What You'll be Doing
- Lead the delivery of network infrastructure programmes across Ethernet, InfiniBand, and WAN domains-owning scope, timelines, dependencies, and outcomes from design through delivery-and operations.
- Set technical direction and standards for high-performance Ethernet fabrics (VLANs, LACP, VxLAN, BGP, EVPN, EVPN, VxLAN) and ensure consistent implementation through DevOps practices, including network automation and CI/CD pipelines.
- Provide technical leadership for InfiniBand deployments: guiding architecture choices, configuration, performance tuning, and complex troubleshooting (Subnet Managers, QoS, routing, congestion control, and firmware management).
- Own prioritisation and execution planning for the network roadmap-balancing delivery commitments, operational risk, technical debt, and stakeholder requirements across multiple concurrent projects.
- Partner with deployment, DC operations, procurement, and vendors to validate BOM correctness, ensure designs are fit-for-purpose and delivered without surprises.
- Oversee data centre network integration, providing input into DC layout and rack elevations to ensure reference architectures are implemented correctly and consistently across sites.
- Drive operational excellence and incident reduction, leading root-case analysis for performance or stability issues across Ethernet/InfiniBand/WAN, and implementing preventative controls, runbooks, and measurable SLOs.
- Coordinate cross-team dependencies (DC operations, leveraging Python/Ansible-driven tooling for provisioning, configuration validation, compliance, knowledge sharing, and change management across multi-vendor environments).
- Manage team execution and technical development: aligning engineers to outcomes, unblocking delivery, raising capability through coaching/reviews, and ensuring clear ownership of technical areas and projects.
- Maintain strong practical knowledge of optics and hardware: guiding platform/transceiver/cabling decisions and supporting effective BOM and troubleshooting practices when needed.
Requirements
- Proven people-management experience: building, leading, and leading a technically strong network engineering function through coaching, mentoring, performance management, and clear ownership of outcomes. Able to evaluate strategy into execution, delivering results with credibility and strong technical depth.

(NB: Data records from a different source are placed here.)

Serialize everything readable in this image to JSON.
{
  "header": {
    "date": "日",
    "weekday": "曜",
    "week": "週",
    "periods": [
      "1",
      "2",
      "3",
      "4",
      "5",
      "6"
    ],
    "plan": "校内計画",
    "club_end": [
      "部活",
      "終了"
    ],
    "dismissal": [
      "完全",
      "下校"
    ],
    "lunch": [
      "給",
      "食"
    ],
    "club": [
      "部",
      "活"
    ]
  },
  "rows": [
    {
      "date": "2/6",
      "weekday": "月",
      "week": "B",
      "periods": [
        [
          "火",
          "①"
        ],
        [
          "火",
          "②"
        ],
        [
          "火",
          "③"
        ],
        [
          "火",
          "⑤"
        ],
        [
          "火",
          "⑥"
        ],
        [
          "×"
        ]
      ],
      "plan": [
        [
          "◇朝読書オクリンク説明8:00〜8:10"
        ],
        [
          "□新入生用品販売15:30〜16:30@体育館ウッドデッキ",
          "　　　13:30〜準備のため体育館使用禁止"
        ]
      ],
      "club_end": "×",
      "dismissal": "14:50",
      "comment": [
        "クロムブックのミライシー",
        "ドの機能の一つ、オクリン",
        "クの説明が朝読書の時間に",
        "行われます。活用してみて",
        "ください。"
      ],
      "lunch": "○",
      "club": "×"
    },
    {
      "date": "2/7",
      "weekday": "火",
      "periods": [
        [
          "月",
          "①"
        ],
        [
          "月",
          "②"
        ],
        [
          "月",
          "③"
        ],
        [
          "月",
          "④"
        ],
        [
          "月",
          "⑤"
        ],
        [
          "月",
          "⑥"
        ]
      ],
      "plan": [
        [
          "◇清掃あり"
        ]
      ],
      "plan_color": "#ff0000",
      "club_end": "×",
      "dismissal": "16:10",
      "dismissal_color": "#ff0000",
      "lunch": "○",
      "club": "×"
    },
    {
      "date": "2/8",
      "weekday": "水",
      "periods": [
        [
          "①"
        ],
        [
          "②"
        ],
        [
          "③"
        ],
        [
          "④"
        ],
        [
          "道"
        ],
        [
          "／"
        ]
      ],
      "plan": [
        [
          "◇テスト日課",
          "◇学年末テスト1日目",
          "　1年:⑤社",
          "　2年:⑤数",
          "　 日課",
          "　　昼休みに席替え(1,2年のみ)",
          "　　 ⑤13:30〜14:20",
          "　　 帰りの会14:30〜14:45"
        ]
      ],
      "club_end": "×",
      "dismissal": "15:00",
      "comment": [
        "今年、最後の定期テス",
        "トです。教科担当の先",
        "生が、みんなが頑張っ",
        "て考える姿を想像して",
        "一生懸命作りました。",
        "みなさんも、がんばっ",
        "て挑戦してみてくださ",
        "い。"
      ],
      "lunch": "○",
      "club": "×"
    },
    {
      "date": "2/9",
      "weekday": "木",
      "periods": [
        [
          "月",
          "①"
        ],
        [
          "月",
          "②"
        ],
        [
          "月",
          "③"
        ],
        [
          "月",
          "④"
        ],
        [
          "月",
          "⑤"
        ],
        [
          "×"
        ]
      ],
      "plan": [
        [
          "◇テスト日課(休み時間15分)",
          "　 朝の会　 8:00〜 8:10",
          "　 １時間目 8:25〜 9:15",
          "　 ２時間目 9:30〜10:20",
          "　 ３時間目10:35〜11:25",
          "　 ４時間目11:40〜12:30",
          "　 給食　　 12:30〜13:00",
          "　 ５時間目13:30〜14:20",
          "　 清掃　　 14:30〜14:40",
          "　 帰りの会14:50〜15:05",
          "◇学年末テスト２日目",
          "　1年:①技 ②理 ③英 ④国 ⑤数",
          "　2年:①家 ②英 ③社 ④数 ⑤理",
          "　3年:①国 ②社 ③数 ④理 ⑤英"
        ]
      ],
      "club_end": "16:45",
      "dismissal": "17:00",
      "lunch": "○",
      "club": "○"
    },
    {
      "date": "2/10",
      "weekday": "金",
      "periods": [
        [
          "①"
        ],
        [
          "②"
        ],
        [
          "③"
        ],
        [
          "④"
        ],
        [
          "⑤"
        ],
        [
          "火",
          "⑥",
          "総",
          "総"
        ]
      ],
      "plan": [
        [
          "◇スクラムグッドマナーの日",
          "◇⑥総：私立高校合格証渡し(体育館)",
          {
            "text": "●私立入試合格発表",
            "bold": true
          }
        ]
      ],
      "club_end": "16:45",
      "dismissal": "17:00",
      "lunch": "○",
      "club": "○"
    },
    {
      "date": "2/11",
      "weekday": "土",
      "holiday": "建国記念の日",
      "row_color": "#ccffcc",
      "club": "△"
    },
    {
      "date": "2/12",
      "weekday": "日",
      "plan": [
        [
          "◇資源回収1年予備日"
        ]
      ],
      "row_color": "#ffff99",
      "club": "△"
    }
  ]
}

- Strong technical depth in high-performance Ethernet fabrics, with hands-on experience in VLANs, VxLAN overlays, EVPN, production operations, and troubleshooting (BGP, LACP, QoS, multicast). Comfortable using Wireshark, CLI tooling, and supporting or guiding implementation across the team.
- Proven capability leading InfiniBand programmes for accelerated compute clusters (NVIDIA Quantum/QM/Mellanox gear). Comfortable with complex performance optimization (Subnet Managers, QoS, RDMA/RoCE, and fabric health).
- Able to articulate trade-offs and technical practices.
- Depth in at least one large-scale data centre network design (Clos/Spine-Leaf topologies, and SD-WAN), with responsibility for defining resilient, secure multi-site connectivity and phasing efficient vendor/protocol management.
- Nice to have: experience building and operating SONiC-based switches (eBPF, device validation, and day-2 operational tooling across multi-vendor environments, and articulating approaches to a delivery way of working).
- Nice to have: production InfiniBand operational experience (SR-IOV, multi-tenancy, isolation, compatibility validation, and practical troubleshooting across transceivers, cabling, and hardware constraints).
- Leadership in multi-team or project delivery with cross-functional dependencies (DC operations teams, leading incident response at senior escalation levels, driving SLA/problem management, and delivering measurable improvements in reliability, performance, and change success).
Benefits & conditions
- Highly competitive package (base + equity) with reviews every 12 months.
- Join the fastest-growing tech startup, your chance to push boundaries, collaborate with brilliant minds, and make your mark on cutting-edge AI.
- Expect a dynamic progression plan tailored to your ambitions. Grow by trying new things, leading, challenging the status quo, and owning your impact, always with our full support.
- Human-First Flexibility: We treat you as humans first. Our flexible workplace trusts Nscalers to deliver, giving you the autonomy to shape your day around life's moments.
Join our thriving remote-first team. Geography is no barrier to impact or connection. We build seamless virtual collaboration, empowering you, wherever you work.